LOL, Drew. I had Ethan grab my camera for me. :) And I have a thing for squeegee-ing my shower. I hate mildew.
Terri said…
Fantastic photo. Ladybugs are so interesting - but I have friends who've had infestations, definitely not a fun thing.
Dirk said…
Yes, in our bathroom it's each winter full of ladybugs who want to spend the winter in our house.
Grammy said…
Lady bugs are said to be lucky. Great photo!
i beati said…
How very lovely Sandy my favorite today !!
Bryan said…
Nice spot. I'm not sure I would've seen the little one before the very thing it was looking for washed it away.
Babooshka said…
We call those cutie ladybirds and sure sign of spring.
This ladybug is likely the Asian variety brought to North America a few years ago. They can squeeze through cracks and get into homes. Our native ladybugs don't do that.

Having said that, this is a fantastic photo!
My mom use to get alot of lady bugs when she lived in ohio.but here in MA not so much. I think they are neat.
Norwood
Anonymous said…
Great photo! Nice detail.
Hi Adrienne, We have a little trouble also with ladybugs--especially certain times of the year. They seem to come in swarms and then are gone as quickly as they come.

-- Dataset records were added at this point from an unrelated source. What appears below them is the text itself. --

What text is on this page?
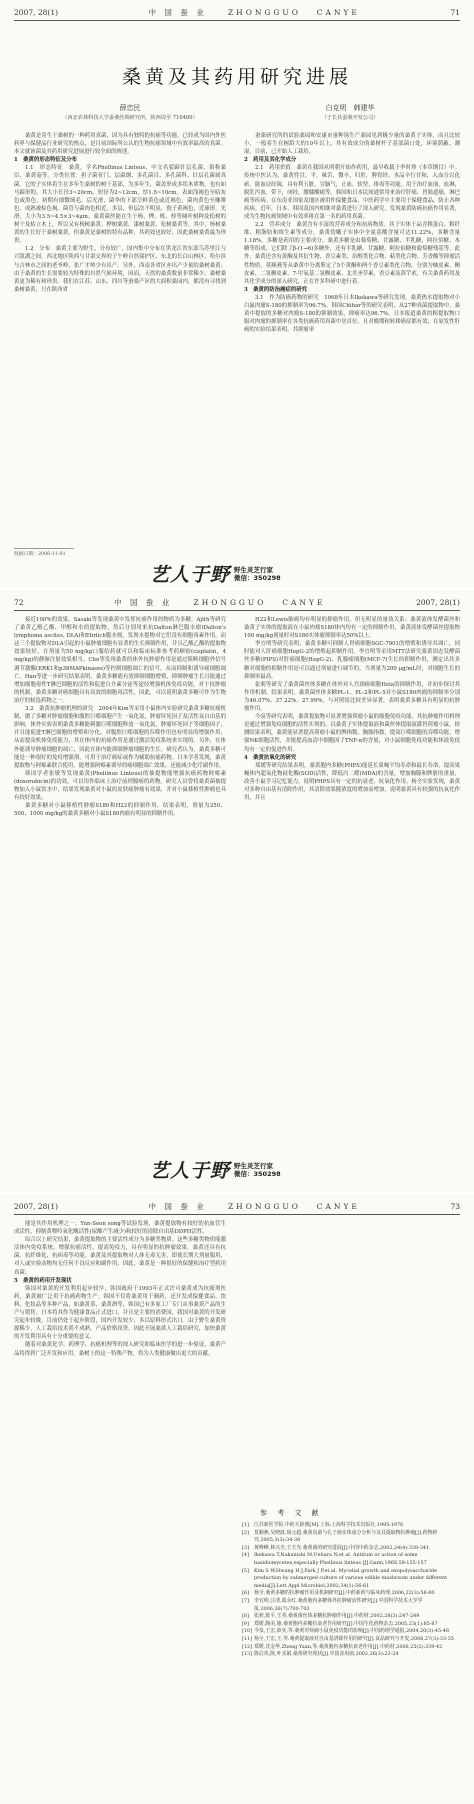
2007, 28(1)	中 国 蚕 业 　 ZHONGGUO 　CANYE	71
桑黄及其药用研究进展
薛忠民
（西北农林科技大学蚕桑丝绸研究所，陕西周至 710400）
白克明　韩建华
（子长县蚕桑开发公司）

桑黄是寄生于桑树的一种药用真菌，因为具有独特的抗癌等功能，已经成为国内外医药界与保健品行业研究的热点，是目前国际所公认的生物抗癌领域中有效率最高的真菌。本文就该菌及其药用研究进展进行较全面的阐述。

1　桑黄的形态特征及分布

1.1　形态特征　桑黄，学名Phellinus Linteus，中文名裂蹄针层孔菌，俗称桑臣、桑黄菇等。分类位置：担子菌亚门、层菌纲、多孔菌目、多孔菌科、针层孔菌属真菌。它的子实体着生在多年生桑树的树干基部，为多年生，菌盖形成多状木质物，也有如马蹄形的。其大小长径3~20cm，短径为2~12cm，厚1.5~10cm。表面浅褐色至暗灰色或黑色，初期有细微绒毛，后光滑，菌伞的下部呈鲜黄色或近褐色，菌肉黄色至咖啡色，成熟被棕色褐。菌管与菌肉色相近，多层，但层次不明显，孢子黄褐色，近球形，光滑，大小为3.5~4.5×3~4μm。桑黄菌丝能在生于杨、桦、栎、栓等阔叶树种及松树的树干及枯立木上，所以又有杨树桑黄、桦树桑黄、漆树桑黄、松树桑黄等。其中，杨树桑黄的生长好于桑树桑黄，但桑黄是桑树的特有品种，其药效也较好，因此桑树桑黄最为珍贵。

1.2　分布　桑黄主要为野生，分布较广。国内集中分布在黑龙江省东部乌苏里江与兴凯湖之间，西北地区陕西与甘肃交界的子午岭自然保护区、东北的长白山林区、哈尔滨与吉林市之间的老爷岭、张广才岭少有出产。另外，西南各省区亦出产少量的桑树桑黄。由于桑黄的生长需要较为特殊的自然气候环境，因而，天然的桑黄数量非常稀少，桑树桑黄更为稀有和珍贵。我们在江苏、山东、四川等蚕桑产区的大面积桑园内，都没有寻找到桑树桑黄，只在陕西省

收稿日期：2006-11-01

蚕桑研究所的试验桑园和安康市蚕种场生产桑园见到极少量的桑黄子实体，而且比较小，一般着生在树龄大的10年以上，其有效成分的桑树杆子基部菌口处，环境荫蔽、潮湿。目前，已开始人工栽培。

2　药用及其化学成分

2.1　药用价值　桑黄在我国从明朝开始作药用，最早收载于李时珍《本草纲目》中。传统中医认为，桑黄性甘，平，味苦，微辛，归肝，脾胃经。本品辛行甘和，入血分以化瘀，能血证经调，具有利五脏，宣脑气，止血，软坚，排毒等功能。用于治疗血崩，血淋，脱肛泻血，带下，闭经，腰膝酸痛等。韩国和日本民间通常用来治疗肝癌，胃肠道癌，淋巴癌等疾病。在东南亚国家及地区被用作保健食品，中医药学中主要用于保健食品，防止各种疾病。近年，日本、韩国及国内相继对桑黄进行了深入研究，发现桑黄防癌抗癌作用显著，成为生物抗癌领域中有效率排在第一名的药用真菌。

2.2　营养成分　桑黄含有丰富的营养成分和抗病物质。其子实体干品含粗蛋白、粗纤维、粗脂肪和维生素等成分，桑黄幼嫩子实体中全氨基酸含量可达11.22%，多糖含量1.18%。多糖是药用的主要成分。桑黄多糖是由葡萄糖、甘露糖、半乳糖、阿拉伯糖、木糖等组成。它们除了β-(1→6)多糖外，还有半乳糖、甘露糖、阿拉伯糖和葡萄糖残基等。此外，桑黄还含有黄酮及其衍生物、香豆素类、甾醇类化合物、萜类化合物，芳香酸等抑瘤活性物质。莫顺燕等从桑黄中分离鉴定了5个黄酮和两个香豆素类化合物，分别为柚皮素、槲皮素、二氢槲皮素、7-甲氧基二氢槲皮素、北美圣草素、香豆素及茵芋甙。有关桑黄药用及其化学成分的深入研究，正在许多科研中进行着。

3　桑黄的防治癌症的研究

3.1　作为防癌药物的研究　1968年日本Ikekawa等研究发现，桑黄热水提取物对小白鼠肉瘤S-180的抑制率为96.7%。韩国Chihar等的研究表明，从27种真菌提取物中，桑黄中提取的多糖对肉瘤S-180的抑制效果，抑癌率达96.7%。日本报道桑黄的粗提取物口服对肉瘤的抑制率在各类抗癌药用真菌中居首位，且对晚期和转移癌症都有效，在原发性肝癌的实验结果表明，其抑瘤率

艺人于野 野生灵芝行家
微信：350298
72	中 国 蚕 业 　 ZHONGGUO 　CANYE	2007, 28(1)

接近100%的效果。Sasaki等发现桑黄中发挥抗癌作用的物质为多糖。Ajith等研究了桑黄乙醇乙酯、甲醇和水的提取物，然后分别用来抗Dalton淋巴腹水瘤(Dalton's lymphoma ascites, DLA)和Ehrlich腹水瘤，发现水提物对它们没有细胞毒素作用，而这三个提取物对DLA引起的小鼠肿瘤细胞有显著的生长抑制作用，并且乙酸乙酯的提取物效果较好，在剂量为50 mg/kg口服给药就可以和临床标准参考药顺铂(cisplatin，4 mg/kg)的静脉注射效果相当。Cho等发现桑黄的体外抗肿瘤作用是通过阻断细胞外信号调节激酶(ERK1和p38MAPkinases)等控制细胞凋亡的信号，从而抑制和诱导癌细胞凋亡。Han等进一步研究结果表明，桑黄多糖能有效抑制细胞增殖，抑制肿瘤生长且能通过增加细胞毒性T淋巴细胞的活性和促进白介素分泌等途径增强机体免疫功能，对于抗肿瘤的机制，桑黄多糖对癌细胞具有高效的细胞毒活性，因此，可以说明桑黄多糖可作为生物治疗的候选药物之一。

3.2　桑黄抗肿瘤机理的研究　2004年Kim等采用小鼠体内实验研究桑黄多糖抗癌机制，做了多糖对肿瘤细胞和腹腔巨噬细胞产生一氧化氮，肿瘤坏死因子及活性氧自由基的影响，体外实验表明桑黄多糖能刺激巨噬细胞释放一氧化氮，肿瘤坏死因子等细胞因子，并且能促进T淋巴细胞的增殖和分化，对腹腔巨噬细胞的吞噬作用也有明显的增强作用，从而提高机体免疫能力，其在体内的抗癌作用是通过激活免疫系统来实现的。另外，在体外能诱导肿瘤细胞的凋亡，因此在体内能抑制肿瘤细胞的生长。研究者认为，桑黄多糖可能是一种很好的免疫增强剂，可用于治疗癌症或作为辅助抗癌药物。日本学者发现，桑黄提取物与阿霉素联合使用，能增强阿霉素诱导的癌细胞凋亡效果，还能减少化疗副作用。

韩国学者张敏等发现桑黄(Phellinus Linteus)的抽提物能增强抗癌药物阿霉素(doxorubicin)的功效，可以用作临床上治疗前列腺癌的药物。研究人员曾将桑黄菌抽提物加入小鼠饮水中，结果发现桑黄对小鼠的皮肤癌肿瘤有效果，并对小鼠移植性肿瘤也具有较好效果。

桑黄多糖对小鼠移植性肿瘤S180和H22的抑制作用，结果表明，剂量为250、500、1000 mg/kg的桑黄多糖对小鼠S180肉瘤有明显的抑制作用。

H22和Lewis肺癌均有明显的抑瘤作用，但无明显的量效关系；桑黄液体发酵菌丝和桑黄子实体的提取液在小鼠肉瘤S180体内均有一定的抑制作用，桑黄液体发酵菌丝提取物100 mg/kg剂量时对S180实体瘤抑制率达50%以上。

李宜明等研究表明，桑黄多糖可抑制人胃癌细胞SGC-7901的增殖和诱导其凋亡，同时能对人肝癌细胞HepG-2的增殖起抑制作用。李宜明等采用MTT法研究桑黄固态发酵菌丝多糖(PIPS)对肝癌细胞(HepG-2)、乳腺癌细胞(MCF-7)生长的抑制作用，测定出其多糖对细胞的抑制作用是可以通过剂量进行调节的，当剂量为200 μg/mL时，对细胞生长的抑制率最高。

张莉等研究了桑黄菌丝体多糖在体外对人宫颈癌细胞Hela的抑制作用，并初步探讨其作用机制。结果表明，桑黄菌丝体多糖PL-1、PL-2和PL-5对小鼠S180肉瘤的抑制率分别为46.07%、37.22%、27.99%，与对照组比较差异显著，表明桑黄多糖具有明显的抗肿瘤作用。

今泉等研究表明，桑黄提取物可显著增强荷瘤小鼠的细胞免疫功能，其抗肿瘤作用机理是通过增强免疫细胞的活性实现的。以桑黄子实体提取液和菌丝体提取液灌胃荷瘤小鼠，检测结果表明，桑黄能显著提高荷瘤小鼠的脾指数、胸腺指数，提高巨噬细胞的吞噬功能，增强NK细胞活性，并能提高血清中细胞因子TNF-α的含量，对小鼠细胞免疫功能和体液免疫均有一定的促进作用。

4　桑黄抗氧化的研究

郑媛等研究结果表明，桑黄胞内多糖(PHPS)能延长果蝇平均寿命和最长寿命，提高果蝇体内超氧化物歧化酶(SOD)活性，降低丙二醛(MDA)的含量，增加胸腺和脾脏的重量，改善小鼠学习记忆能力。说明PHPS具有一定的抗衰老、抗氧化作用。杨全实验发现，桑黄对多种自由基有清除作用，其清除效果随浓度的增加而增加，说明桑黄具有较强的抗氧化作用，并且

艺人于野 野生灵芝行家
微信：350298
2007, 28(1)	中 国 蚕 业 　 ZHONGGUO 　CANYE	73

能是其作用机理之一。Yun-Seon song等试验发现，桑黄提取物有较好的抗血管生成活性，抑制黄嘌呤氧化酶活性(尿酸产生减少)和较好的清除自由基DDPH活性。

综合以上研究结果，桑黄提取物的主要活性成分为多糖类物质。这些多糖类物质能激活体内免疫系统，增强抗癌活性，提高免疫力，具有明显的抗肿瘤效果。桑黄还具有抗菌、抗纤维化、抗病毒等功能。桑黄及其提取物对人体无毒无害，即使长期大剂量服用，对人或实验动物均无任何不良反应和副作用，因此，桑黄是一种很好的保健和治疗型药用真菌。

5　桑黄的药用开发现状

韩国对桑黄的开发利用起步较早，韩国政府于1993年正式许可桑黄成为抗癌剂医药，桑黄被广泛用于抗癌药物生产；韩国不仅将桑黄用于制药，还开发成保健食品、饮料、化妆品等多种产品，如桑黄茶、桑黄酒等，韩国已有多家工厂专门从事桑黄产品的生产与销售。日本将其作为健康食品正式进口，并且是主要的消费国。我国对桑黄的开发研究起步较晚，目前仍处于起步阶段，国内开发较少，多以原料形式出口。由于野生桑黄资源稀少，人工栽培技术尚不成熟，产品价格昂贵，因此开展桑黄人工栽培研究，加快桑黄的开发利用具有十分重要的意义。

随着对桑黄化学、药理学、抗癌机理等的深入研究和临床医学的进一步验证，桑黄产品将得到广泛开发和应用。桑树上的这一特殊产物，将为人类健康做出更大的贡献。

参 考 文 献
[1]	江苏新医学院.中药大辞典[M].上海:上海科学技术出版社,1995:1976
[2]	莫顺燕,吴晓波,胡元超.桑黄真菌与孔子菌实体成分分析与及其提取物抗肿瘤[J].药物研究,2005,3(3):34-38
[3]	黄峰峰,林兴全,王玉光.桑黄菌的研究进展[J].中国中药杂志,2002,24(4):339-341
[4]	Ikekawa T,Nakanishi M,Uehara N,et al. Antitum or action of some basidiomycetes,especially Phellinus linteus [J].Gann,1968,59:155-157
[5]	Kim S W,Hwang H J,Park J P,et al. Mycelial growth and exopolysaccharide production by submerged culture of various edible mushroom under different media[J].Lett Appl Microbiol,2002,34(1):56-61
[6]	杨全,桑黄多糖的抗肿瘤作用及机制研究[J].中药新药与临床药理,2006,22(3):56-60
[7]	李宜明,汪清,葛永红.桑黄胞内多糖体外抗肿瘤活性研究[J].中国科学技术大学学报,2006,36(7):700-703
[8]	张莉,陈平,王英.桑黄菌丝体多糖抗肿瘤作用[J].中药材,2002,28(3):247-249
[9]	郑媛,陶美,施.桑黄胞内多糖抗衰老作用研究[J].中国生化药物杂志,2005,23(1):85-87
[10] 今泉,王宏,薛实,等.桑黄对荷瘤小鼠免疫功能的影响[J].中国药理学通报,2004,20(3):45-48
[11] 杨全,王宏,王,等.桑黄提取液对自由基清除作用的研究[J].食品研究与开发,2006,27(3):33-35
[12] 郑媛,沈金华,Zheng Yuan,等.桑黄胞内多糖抗衰老作用[J].中药材,2006,25(2):339-42
[13] 陈启英,陈,叶美娟,桑黄研究现状[J].中国食用菌,2002,26(3):22-24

Don't ever try to kill one. Those little beauties really STINK... ha

Have a great Sunday.
Hugs,
Betsy
Misty Dawn said…
We get LOTS of them here! We also get the other Asian beetles which look like Ladybugs, but are more orange and bite and stink too. I like your ladybug better ;-)
Yes, I did clarify that this particular individual was an Asian lady beetle, not the ladybug native to these parts. We've been fortunate to have just a few visitors, but I have read accounts of swarms and infestations that are very unpleasant. Though this beetle has been known to bite, we have never had that happen either. Maybe they sense that we like ladybugs. :)
Bengbeng said…
i think i know this ladybug. remove them if u like but dont crush them. there is an awful odour if you do
Plattner Ranch said…
Hi Adrienne
We deal with the infestation. Last fall I couldn't even take a walk because of the bugs; I could stand perfectly still and be pelted by several of those things per second! I have been awakened during the night with one of them crawling up my nose. And I have had the horrible experience of taking a sip of my water in the middle of the (dark) night only to find out that I wasn't the only one interested in wetting my whistle ~ they taste worse than they smell!!! I have also dug remainders out of my little ones mouths. (GAG) When they are out in full force we sweep them up, but once they thin out I just flick them out of my way.